Everyday Bravery

Everyday Bravery

Friend: “You’re so brave.”

Me: “I’m not brave. I have no choice.”

Many friends have told me I’m brave in my struggle with migraine. No matter the friend, the conversation is the same—they admire me; I push back because their admiration seems unwarranted. My conversation with my friend Kelly followed the same pattern, but it somehow resonated with me in a different way. I can’t remember if she said something that reached me or if it was a turning point I came to on my own, but I began to see glimpses of what my friends had been talking about.

Common migraine challenges

When I was feeling weak and worn down recently, I remembered this conversation. I was having trouble connecting to the idea that I am brave, so I brainstormed all the ways in which I show bravery as I live with migraine. I feel a little egotistical sharing this list, but I’m doing it anyway in the hope that it can help others connect to their own bravery.

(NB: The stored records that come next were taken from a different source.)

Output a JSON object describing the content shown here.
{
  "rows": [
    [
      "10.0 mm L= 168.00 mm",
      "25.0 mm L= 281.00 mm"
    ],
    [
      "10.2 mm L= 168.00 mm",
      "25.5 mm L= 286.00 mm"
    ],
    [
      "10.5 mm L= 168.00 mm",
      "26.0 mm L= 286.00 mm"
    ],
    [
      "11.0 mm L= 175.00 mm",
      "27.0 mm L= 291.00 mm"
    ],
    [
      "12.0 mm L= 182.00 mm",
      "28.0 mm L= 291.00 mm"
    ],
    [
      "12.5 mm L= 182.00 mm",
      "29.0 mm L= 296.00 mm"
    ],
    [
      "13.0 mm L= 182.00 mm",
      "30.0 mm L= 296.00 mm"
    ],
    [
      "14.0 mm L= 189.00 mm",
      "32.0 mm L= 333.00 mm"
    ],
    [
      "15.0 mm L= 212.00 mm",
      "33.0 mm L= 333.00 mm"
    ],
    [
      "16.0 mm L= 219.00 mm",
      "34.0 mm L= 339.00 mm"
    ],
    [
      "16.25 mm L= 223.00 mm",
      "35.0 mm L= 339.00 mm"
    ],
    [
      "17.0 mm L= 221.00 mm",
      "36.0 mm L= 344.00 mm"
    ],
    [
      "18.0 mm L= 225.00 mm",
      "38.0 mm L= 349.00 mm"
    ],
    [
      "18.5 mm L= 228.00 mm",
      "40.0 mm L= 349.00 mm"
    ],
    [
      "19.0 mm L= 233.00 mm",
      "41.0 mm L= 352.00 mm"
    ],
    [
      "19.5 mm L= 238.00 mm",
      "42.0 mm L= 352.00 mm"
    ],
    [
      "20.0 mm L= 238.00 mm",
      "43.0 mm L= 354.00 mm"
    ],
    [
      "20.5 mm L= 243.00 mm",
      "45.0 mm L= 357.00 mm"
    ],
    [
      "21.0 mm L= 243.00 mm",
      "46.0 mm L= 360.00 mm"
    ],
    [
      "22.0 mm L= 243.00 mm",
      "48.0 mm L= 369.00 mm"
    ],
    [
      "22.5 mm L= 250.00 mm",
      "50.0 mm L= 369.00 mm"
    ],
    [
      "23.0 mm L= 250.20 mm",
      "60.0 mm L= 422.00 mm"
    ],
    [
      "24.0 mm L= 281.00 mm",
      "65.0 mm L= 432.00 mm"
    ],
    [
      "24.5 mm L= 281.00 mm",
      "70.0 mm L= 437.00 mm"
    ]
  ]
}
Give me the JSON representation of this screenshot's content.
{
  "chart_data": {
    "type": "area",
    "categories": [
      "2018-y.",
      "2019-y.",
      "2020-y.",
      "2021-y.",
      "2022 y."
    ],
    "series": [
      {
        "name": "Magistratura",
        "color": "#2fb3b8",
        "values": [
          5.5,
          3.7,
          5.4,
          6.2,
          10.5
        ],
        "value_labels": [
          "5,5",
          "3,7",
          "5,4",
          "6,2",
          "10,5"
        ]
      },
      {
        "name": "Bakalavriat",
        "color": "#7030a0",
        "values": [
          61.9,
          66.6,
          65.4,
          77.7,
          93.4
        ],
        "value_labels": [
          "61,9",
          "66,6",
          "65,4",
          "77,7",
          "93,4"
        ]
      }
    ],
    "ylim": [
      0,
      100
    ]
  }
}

  • I try to get out of bed every day, no matter how sick I feel. Usually that means I move from the bed to the sofa. Sometimes I can’t even do that, but it’s the trying that makes me brave, not the outcome.
  • Despite having been disappointed by so many unsuccessful treatments, I keep trying new ones. The track record isn’t good and I’ve had my heart broken when treatments fail. I keep trying because the future could surprise me.
  • I try treatments even when I think probably won’t work. I’ll try anything that won’t harm me. Honestly, I sometimes try risky things, too.
  • I make plans with friends even though I might have to cancel. I’m honest up front so they all know in advance that a last-minute cancellation is possible. We check in on the day of the event to see how I’m doing. I long ago lost some friends because of this, but the vast majority of them understand.
  • Although the homework for the mindfulness-based stress reduction class I took reduced me to tears, I kept attending class and doing the homework. Learning to meditate was unbelievably difficult, but but I needed to give it my full effort before deciding whether or not it would work. Eight years later, mindfulness is an integral part of my life.
  • I tried therapy even though it scared me. I even saw multiple therapists before I saw one I liked. Migraine had upended my life. While I did a lot to process the grief on my own, I needed a therapist to really work through it. I’ve been seeing her three years now and she’s a necessary part of my treatment.
  • I take treatment breaks when necessary. All this trying to get better is exhausting. Instead of pushing myself beyond my limits, I honor my need to rest.
  • I tell the truth about what it’s like to live with migraine. I write about it, of course, but I also tell the people in my life the truth about how this illness affects me and my life. This is a relatively new development for me. I used to fake it like so many people with migraine do. I even tried to hide the severity of my symptoms from my husband. But I began to see that faking it cut me off from other people and from myself. I had to take the brave step of admitted what felt (at the time) like a failure before I could create authentic relationships with other people. I also had to do it so I could stop pretending to be something I wasn’t. Authenticity is too important for me to lie to myself and other all the time.

Never stop trying

A common theme runs through this list: I try. I try to find effective treatments and I try to live my life as fully as possible. Even though I’ve had my heart broken, even though I’ve disappointed people I care about and lost friends, even though I’ve put up with awful side effects and done gut-wrenching emotional work, I continue to try. I cannot just let migraine happen to me. I have to feel like there’s a way out. For me, that means researching and trying new treatments. In fact, I feel unsettled if I don’t have two more possibilities in mind at all times. It also means figuring out how to live as good of a life as I can while I’m trying to improve my health.

A new perspective

All these behaviors are what my friends see when they say I’m brave. It took me years to see my normal coping mechanism as brave. Seeing myself as brave, rather than just doing what I had to do to survive, has made a world of difference in how I think about my life with migraine. Instead of feeling completely controlled by migraine, I am more aware of my strength and agency. This may seem like a small change, but it’s made coping day-to-day much easier. Now that I have, I’m much easier on myself when a treatment fails, I accidentally trigger a migraine attack, or am feeling like I’m at the end of my rope.

I expect that you, like me, are much braver than you give yourself credit for. I encourage you to brainstorm a list of things you do that could be construed as bravery. It may feel weird at first, but I think you’ll be pleasantly surprised by what you find.